The results indicate that RPL41 does not act as a positive transcription factor, but acts to inhibit transcription. One possible mechanism would be to bind to the enhancer site, and prevent binding of other proteins which are necessary for proper assembly of the transcription machinery. Assembly of the transcription initiation machinery requires a concerted effort of proteins bending, folding, and looping DNA, recruiting various proteins, and providing a favorable environment. If some of the proteins are missing, or their binding is prevented, then the environment for transcription initiation can be disrupted. Perhaps the binding of RPL41 to the B/C enhancer area is preventing another protein’s binding, disrupting the favorable environment, and causing the transcription levels to drop to 61% of the control.
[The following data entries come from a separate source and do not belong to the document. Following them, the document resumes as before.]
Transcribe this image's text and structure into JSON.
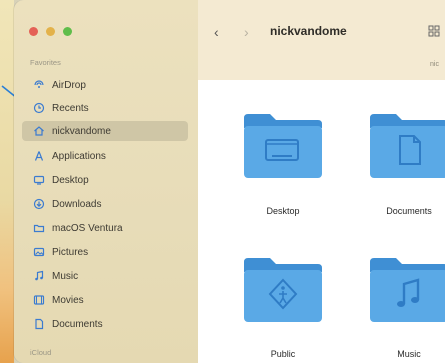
{
  "window": {
    "title": "nickvandome",
    "path_fragment": "nic"
  },
  "sidebar": {
    "section_favorites": "Favorites",
    "section_icloud": "iCloud",
    "items": [
      {
        "label": "AirDrop",
        "icon": "airdrop-icon"
      },
      {
        "label": "Recents",
        "icon": "clock-icon"
      },
      {
        "label": "nickvandome",
        "icon": "home-icon",
        "active": true
      },
      {
        "label": "Applications",
        "icon": "applications-icon"
      },
      {
        "label": "Desktop",
        "icon": "desktop-icon"
      },
      {
        "label": "Downloads",
        "icon": "download-icon"
      },
      {
        "label": "macOS Ventura",
        "icon": "folder-icon"
      },
      {
        "label": "Pictures",
        "icon": "pictures-icon"
      },
      {
        "label": "Music",
        "icon": "music-icon"
      },
      {
        "label": "Movies",
        "icon": "movies-icon"
      },
      {
        "label": "Documents",
        "icon": "document-icon"
      }
    ]
  },
  "content": {
    "folders": [
      {
        "label": "Desktop",
        "icon": "desktop-icon"
      },
      {
        "label": "Documents",
        "icon": "document-icon"
      },
      {
        "label": "Public",
        "icon": "public-icon"
      },
      {
        "label": "Music",
        "icon": "music-icon"
      }
    ]
  },
  "colors": {
    "folder_blue": "#5aa9e6",
    "folder_tab": "#3f8fd4",
    "accent": "#2a7fd6"
  }
}
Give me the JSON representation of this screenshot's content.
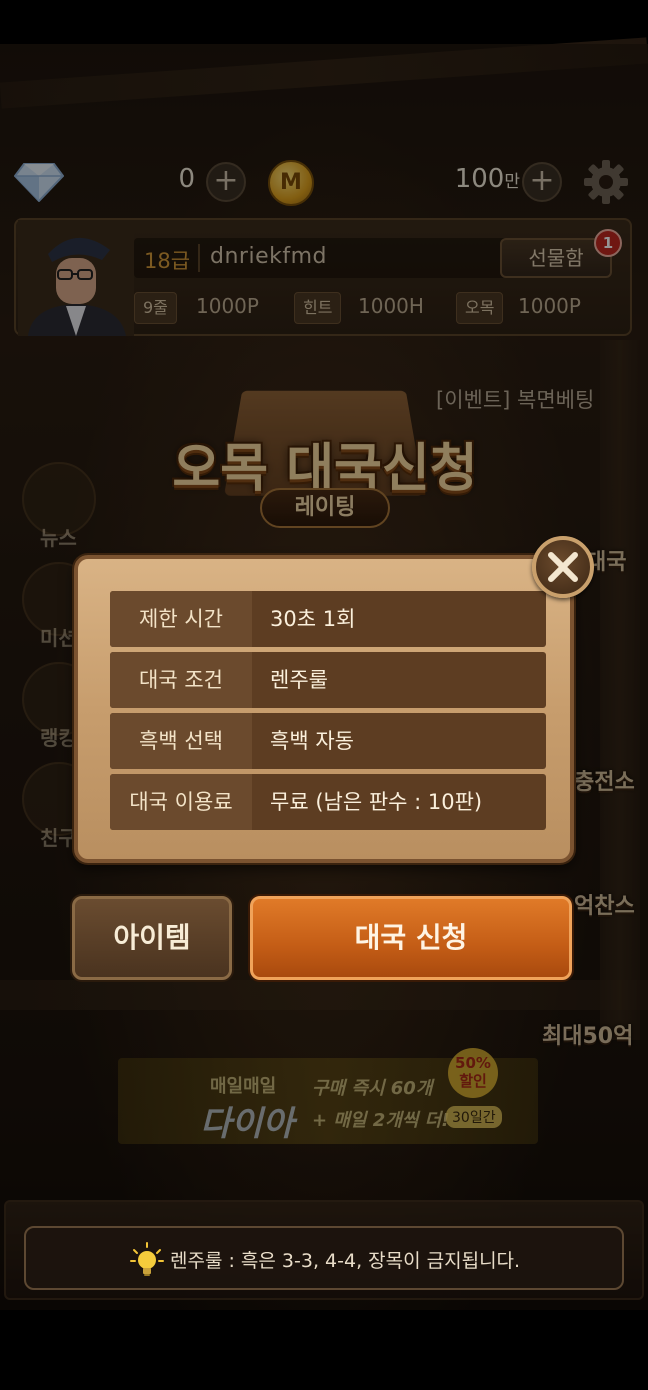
{
  "currency": {
    "diamond_count": "0",
    "coin_icon_text": "M",
    "coin_count": "100",
    "coin_unit": "만"
  },
  "profile": {
    "rank": "18급",
    "nickname": "dnriekfmd",
    "gift_label": "선물함",
    "gift_badge": "1",
    "stats": [
      {
        "tag": "9줄",
        "value": "1000P"
      },
      {
        "tag": "힌트",
        "value": "1000H"
      },
      {
        "tag": "오목",
        "value": "1000P"
      }
    ]
  },
  "event_link": "[이벤트] 복면베팅",
  "title": {
    "main": "오목 대국신청",
    "sub": "레이팅"
  },
  "side_menu": [
    "뉴스",
    "미션",
    "랭킹",
    "친구"
  ],
  "right_menu": [
    "대국",
    "충전소",
    "억찬스",
    "최대50억"
  ],
  "dialog": {
    "rows": [
      {
        "key": "제한 시간",
        "value": "30초 1회"
      },
      {
        "key": "대국 조건",
        "value": "렌주룰"
      },
      {
        "key": "흑백 선택",
        "value": "흑백 자동"
      },
      {
        "key": "대국 이용료",
        "value": "무료 (남은 판수 : 10판)"
      }
    ]
  },
  "buttons": {
    "item": "아이템",
    "apply": "대국 신청"
  },
  "promo": {
    "small": "매일매일",
    "title": "다이아",
    "line1": "구매 즉시 60개",
    "line2": "+ 매일 2개씩 더!",
    "sale": "50% 할인",
    "days": "30일간"
  },
  "tip": "렌주룰 : 흑은 3-3, 4-4, 장목이 금지됩니다.",
  "colors": {
    "accent_orange": "#c45d16",
    "dialog_bg": "#c79d6d",
    "row_key_bg": "#6b4a2d",
    "badge_red": "#c0281f",
    "rank_orange": "#d59a3a"
  }
}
Further experiments which I planned to conduct, but did not have the time to accomplish, were transfections using enhancer mutants. These experiments would help reveal what portion of the B/C enhancer sequence RPL41 binds to. Another researcher in the lab has been working to confirm binding of RPL41 to the B/C or D/E enhancer sequences in an in vitro system using electrophoretic mobility shift assays. As of this date, results of these experiments have not been obtained. An experiment of this type would be necessary before my work could be published in a journal.